In its survey, of 100 financial directors from companies with revenues between £10 million and £500 million in the UK and Ireland, the strategic procurement consultancy found that FDs are struggling to master the delicate balance between cutting and managing current costs, and investing for the future.
Nearly 77 percent of respondents said they only consider the short term picture and immediately default to a defensive cost-cutting mentality in times of austerity. Furthermore, only 4 percent said they planned to increase research and development spending on new products and services in the coming years.
The ERA survey also found a lack of procurement understanding at board level with 46 percent of the companies surveyed stating that their company discussed procurement at board level only once a year or never.
Furthermore, 4 out of 5 organisations did not have a specialist procurement team or individual. Some 52 percent of FDs surveyed felt that employees suffer from a lack of time, experience and energy when it comes to securing the best supplier deals. Only 1 in 10 respondents felt employees had excellent attitudes to procurement.
More than 1 in 3 FDs said they leave procurement responsibility to individual departments. But 58 percent of respondents stated that some departments have resisted efforts to establish professional procurement practices.

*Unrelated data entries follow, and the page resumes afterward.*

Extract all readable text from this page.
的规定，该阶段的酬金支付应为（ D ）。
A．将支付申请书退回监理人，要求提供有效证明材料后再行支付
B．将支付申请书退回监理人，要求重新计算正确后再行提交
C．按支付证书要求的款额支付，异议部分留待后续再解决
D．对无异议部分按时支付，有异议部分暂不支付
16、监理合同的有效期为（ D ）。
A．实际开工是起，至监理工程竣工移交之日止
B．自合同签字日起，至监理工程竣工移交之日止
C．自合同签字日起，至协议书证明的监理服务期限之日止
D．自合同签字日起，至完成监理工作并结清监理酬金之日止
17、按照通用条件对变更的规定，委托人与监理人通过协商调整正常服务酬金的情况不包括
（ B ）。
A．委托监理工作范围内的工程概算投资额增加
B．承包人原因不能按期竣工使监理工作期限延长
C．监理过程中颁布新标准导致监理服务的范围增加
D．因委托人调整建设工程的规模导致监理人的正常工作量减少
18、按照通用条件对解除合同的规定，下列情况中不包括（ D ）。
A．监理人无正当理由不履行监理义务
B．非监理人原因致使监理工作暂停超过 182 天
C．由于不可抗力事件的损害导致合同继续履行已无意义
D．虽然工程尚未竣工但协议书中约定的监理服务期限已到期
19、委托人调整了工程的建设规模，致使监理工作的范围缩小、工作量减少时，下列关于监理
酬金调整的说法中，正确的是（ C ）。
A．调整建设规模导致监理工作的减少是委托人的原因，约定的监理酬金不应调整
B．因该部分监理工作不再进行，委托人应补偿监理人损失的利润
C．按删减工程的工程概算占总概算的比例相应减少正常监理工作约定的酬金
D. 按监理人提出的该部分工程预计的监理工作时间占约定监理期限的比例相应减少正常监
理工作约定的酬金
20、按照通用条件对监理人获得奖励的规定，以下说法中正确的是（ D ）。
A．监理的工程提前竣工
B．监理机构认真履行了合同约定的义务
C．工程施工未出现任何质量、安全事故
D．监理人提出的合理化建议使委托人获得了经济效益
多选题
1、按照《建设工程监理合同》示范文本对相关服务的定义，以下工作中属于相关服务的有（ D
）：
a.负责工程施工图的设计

Additionally 57 percent felt some departments believed procurement was hindering the effectiveness of their department for the sake of cost cutting. Elsewhere in the study, ERA found that only 21 percent of FDs surveyed viewed their suppliers as strategic partners.
Rob Allison, managing director of ERA, said, "Organisations must start thinking long term instead of short term. Cutting costs may keep businesses afloat temporarily, but it won’t enable them to compete long term."
"A smarter spending strategy, combining effective cost control and development for innovation and investment is the only way businesses will be able to successfully ride this storm," he added.